La peur gagne la population
Pris au piège de cette spirale meurtrière, de nombreux habitants du district de Kourram cherchent désormais à fuir. Mais comme le souligne le responsable gouvernemental local, la dégradation des conditions sécuritaires rend tout déplacement périlleux. Une crainte de voir le bilan humain s’alourdir encore est clairement perceptible.
L’impuissance des forces de l’ordre
Du côté des autorités régionales, c’est un certain sentiment d’impuissance qui semble dominer. Un officiel de Peshawar, la capitale de la province du Khyber-Pakhtunkhwa, a ainsi déploré qu’aucune des mesures entreprises par le gouvernement local n’ait pu être mise en œuvre efficacement pour ramener la paix. Il faut dire que la police peine traditionnellement à s’imposer dans cette zone anciennement semi-autonome, intégrée politiquement seulement en 2018.

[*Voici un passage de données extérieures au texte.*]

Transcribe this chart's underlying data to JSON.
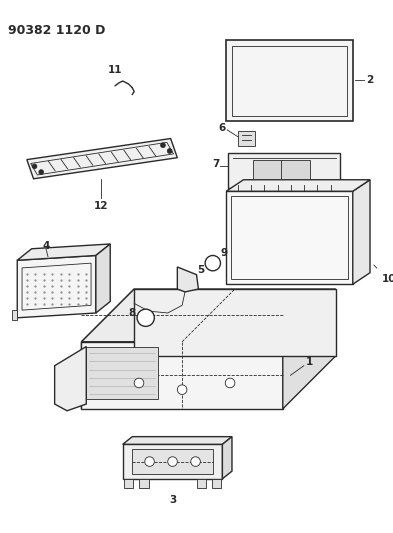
{
  "title": "90382 1120 D",
  "bg_color": "#ffffff",
  "line_color": "#2a2a2a",
  "title_fontsize": 9,
  "label_fontsize": 7.5,
  "figsize": [
    3.93,
    5.33
  ],
  "dpi": 100
}
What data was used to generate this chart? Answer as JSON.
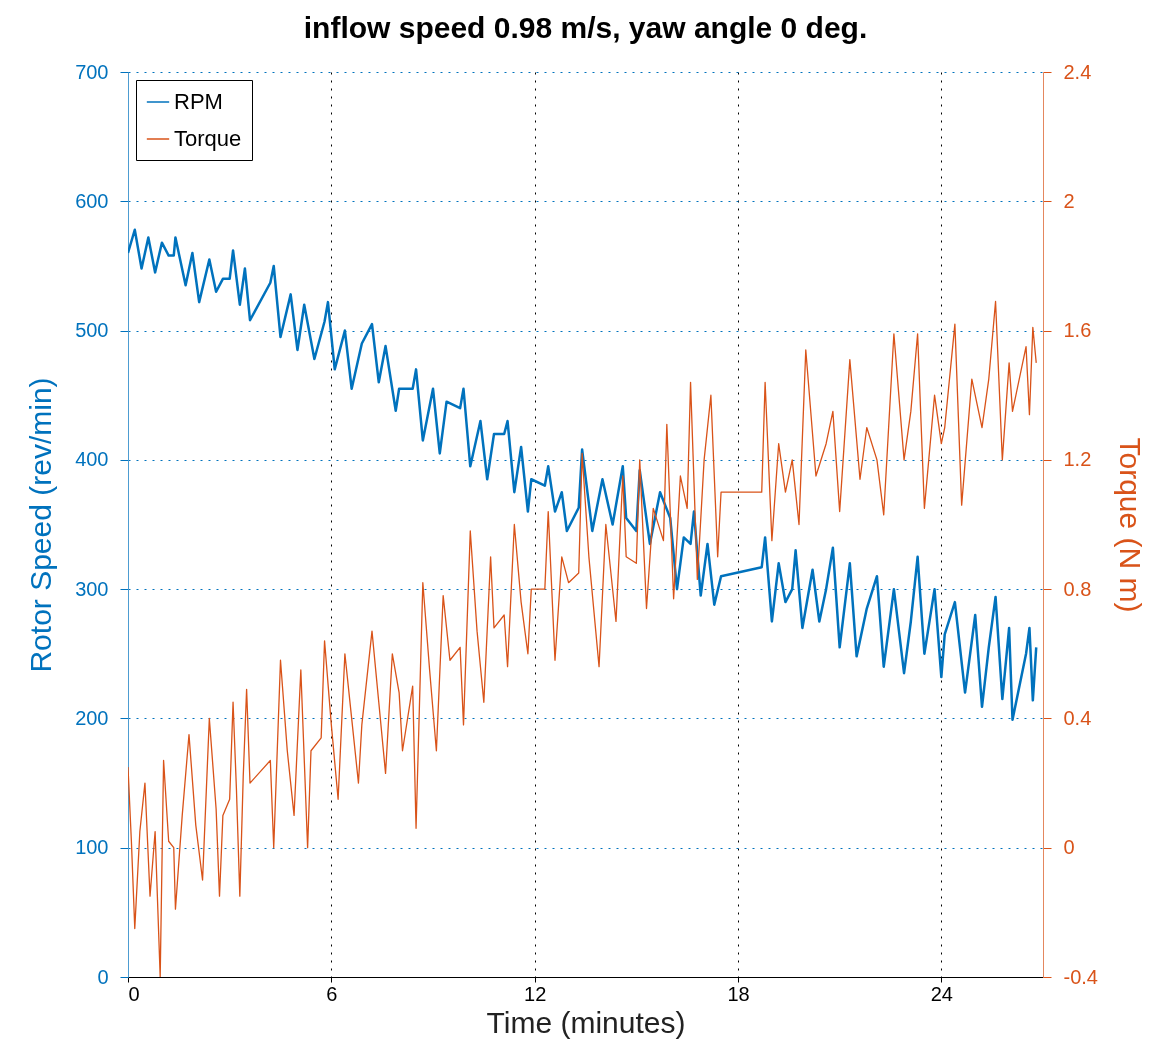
{
  "chart_data": {
    "type": "line",
    "title": "inflow speed 0.98 m/s, yaw angle 0 deg.",
    "xlabel": "Time (minutes)",
    "ylabel": "Rotor Speed (rev/min)",
    "y2label": "Torque (N m)",
    "xlim": [
      0,
      27
    ],
    "xticks": [
      0,
      6,
      12,
      18,
      24
    ],
    "ylim": [
      0,
      700
    ],
    "yticks": [
      0,
      100,
      200,
      300,
      400,
      500,
      600,
      700
    ],
    "y2lim": [
      -0.4,
      2.4
    ],
    "y2ticks": [
      -0.4,
      0,
      0.4,
      0.8,
      1.2,
      1.6,
      2,
      2.4
    ],
    "grid": true,
    "legend": "top left",
    "marker": "none",
    "line_style": "solid",
    "series": [
      {
        "name": "RPM",
        "color": "#0072bd",
        "x": [
          0,
          0.2,
          0.4,
          0.6,
          0.8,
          1.0,
          1.2,
          1.35,
          1.4,
          1.7,
          1.9,
          2.1,
          2.4,
          2.6,
          2.8,
          3.0,
          3.1,
          3.3,
          3.45,
          3.6,
          4.2,
          4.3,
          4.5,
          4.8,
          5.0,
          5.2,
          5.5,
          5.8,
          5.9,
          6.1,
          6.4,
          6.6,
          6.9,
          7.2,
          7.4,
          7.6,
          7.9,
          8.0,
          8.4,
          8.5,
          8.7,
          9.0,
          9.2,
          9.4,
          9.8,
          9.9,
          10.1,
          10.4,
          10.6,
          10.8,
          11.1,
          11.2,
          11.4,
          11.6,
          11.8,
          11.9,
          12.3,
          12.4,
          12.6,
          12.8,
          12.95,
          13.3,
          13.4,
          13.7,
          14.0,
          14.3,
          14.6,
          14.7,
          15.0,
          15.1,
          15.4,
          15.7,
          16.0,
          16.2,
          16.4,
          16.6,
          16.7,
          16.9,
          17.1,
          17.3,
          17.5,
          18.7,
          18.8,
          19.0,
          19.2,
          19.4,
          19.6,
          19.7,
          19.9,
          20.2,
          20.4,
          20.6,
          20.8,
          21.0,
          21.3,
          21.5,
          21.8,
          22.1,
          22.3,
          22.6,
          22.9,
          23.1,
          23.3,
          23.5,
          23.8,
          24.0,
          24.1,
          24.4,
          24.7,
          25.0,
          25.2,
          25.4,
          25.6,
          25.8,
          26.0,
          26.1,
          26.5,
          26.6,
          26.7,
          26.8
        ],
        "values": [
          560,
          578,
          548,
          572,
          545,
          568,
          558,
          558,
          572,
          535,
          560,
          522,
          555,
          530,
          540,
          540,
          562,
          520,
          548,
          508,
          537,
          550,
          495,
          528,
          485,
          520,
          478,
          507,
          522,
          470,
          500,
          455,
          490,
          505,
          460,
          488,
          438,
          455,
          455,
          470,
          415,
          455,
          405,
          445,
          440,
          455,
          395,
          430,
          385,
          420,
          420,
          430,
          375,
          410,
          360,
          385,
          380,
          395,
          360,
          375,
          345,
          363,
          408,
          345,
          385,
          350,
          395,
          355,
          345,
          392,
          335,
          375,
          355,
          300,
          340,
          335,
          360,
          295,
          335,
          288,
          310,
          317,
          340,
          275,
          320,
          290,
          300,
          330,
          270,
          315,
          275,
          300,
          332,
          255,
          320,
          248,
          285,
          310,
          240,
          300,
          235,
          275,
          325,
          250,
          300,
          232,
          265,
          290,
          220,
          280,
          209,
          255,
          294,
          215,
          270,
          199,
          250,
          270,
          214,
          255
        ]
      },
      {
        "name": "Torque",
        "color": "#d95319",
        "axis": "y2",
        "x": [
          0,
          0.1,
          0.2,
          0.35,
          0.5,
          0.65,
          0.8,
          0.95,
          1.05,
          1.2,
          1.35,
          1.4,
          1.6,
          1.8,
          2.0,
          2.2,
          2.4,
          2.6,
          2.7,
          2.8,
          3.0,
          3.1,
          3.2,
          3.3,
          3.4,
          3.5,
          3.6,
          4.2,
          4.3,
          4.5,
          4.7,
          4.9,
          5.1,
          5.3,
          5.4,
          5.7,
          5.8,
          6.0,
          6.2,
          6.4,
          6.6,
          6.8,
          6.9,
          7.2,
          7.4,
          7.6,
          7.8,
          8.0,
          8.1,
          8.4,
          8.5,
          8.7,
          8.9,
          9.1,
          9.3,
          9.5,
          9.8,
          9.9,
          10.1,
          10.3,
          10.5,
          10.7,
          10.8,
          11.1,
          11.2,
          11.4,
          11.6,
          11.8,
          11.9,
          12.3,
          12.4,
          12.6,
          12.8,
          13.0,
          13.3,
          13.4,
          13.6,
          13.9,
          14.1,
          14.4,
          14.6,
          14.7,
          15.0,
          15.1,
          15.3,
          15.5,
          15.8,
          15.9,
          16.1,
          16.3,
          16.5,
          16.6,
          16.8,
          17.0,
          17.2,
          17.4,
          17.5,
          18.7,
          18.8,
          19.0,
          19.2,
          19.4,
          19.6,
          19.8,
          20.0,
          20.3,
          20.6,
          20.8,
          21.0,
          21.3,
          21.6,
          21.8,
          22.1,
          22.3,
          22.6,
          22.9,
          23.1,
          23.3,
          23.5,
          23.8,
          24.0,
          24.1,
          24.4,
          24.6,
          24.9,
          25.2,
          25.4,
          25.6,
          25.8,
          26.0,
          26.1,
          26.5,
          26.6,
          26.7,
          26.8
        ],
        "values": [
          0.25,
          0.02,
          -0.25,
          0.05,
          0.2,
          -0.15,
          0.05,
          -0.4,
          0.27,
          0.02,
          0.0,
          -0.19,
          0.1,
          0.35,
          0.07,
          -0.1,
          0.4,
          0.12,
          -0.15,
          0.1,
          0.15,
          0.45,
          0.18,
          -0.15,
          0.22,
          0.49,
          0.2,
          0.27,
          0.0,
          0.58,
          0.3,
          0.1,
          0.55,
          0.0,
          0.3,
          0.34,
          0.64,
          0.38,
          0.15,
          0.6,
          0.4,
          0.2,
          0.38,
          0.67,
          0.45,
          0.23,
          0.6,
          0.48,
          0.3,
          0.5,
          0.06,
          0.82,
          0.55,
          0.3,
          0.78,
          0.58,
          0.62,
          0.38,
          0.98,
          0.67,
          0.45,
          0.9,
          0.68,
          0.72,
          0.56,
          1.0,
          0.76,
          0.6,
          0.8,
          0.8,
          1.04,
          0.58,
          0.9,
          0.82,
          0.85,
          1.22,
          0.9,
          0.56,
          1.0,
          0.7,
          1.15,
          0.9,
          0.88,
          1.2,
          0.74,
          1.05,
          0.95,
          1.31,
          0.77,
          1.15,
          1.05,
          1.44,
          0.83,
          1.2,
          1.4,
          0.9,
          1.1,
          1.1,
          1.44,
          0.95,
          1.25,
          1.1,
          1.2,
          1.0,
          1.54,
          1.15,
          1.25,
          1.35,
          1.04,
          1.51,
          1.14,
          1.3,
          1.2,
          1.03,
          1.59,
          1.2,
          1.35,
          1.59,
          1.05,
          1.4,
          1.25,
          1.3,
          1.62,
          1.06,
          1.45,
          1.3,
          1.45,
          1.69,
          1.2,
          1.5,
          1.35,
          1.55,
          1.34,
          1.61,
          1.5
        ]
      }
    ]
  }
}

Un conflit ancien ravivé par les tensions territoriales
Si l’appartenance religieuse oppose sunnites et chiites de longue date dans le district de Kourram, leurs relations sont régulièrement exacerbées par des différends territoriaux. Dans cette région montagneuse au relief accidenté, le contrôle des terres est un enjeu majeur qui attise les rivalités. Un facteur supplémentaire de tensions dans une zone déjà fortement fragilisée.
Alors que la spirale de la violence ne montre aucun signe d’essoufflement, c’est toute une population qui se retrouve otage de ce conflit. Une situation humanitaire préoccupante qui met une fois de plus en lumière les profondes fractures communautaires qui minent le Pakistan. Face à l’impuissance des autorités, l’espoir d’un retour au calme semble plus que jamais fragile. Une nouvelle illustration des défis immenses qui continuent de se poser au pays dans sa quête d’une stabilité durable.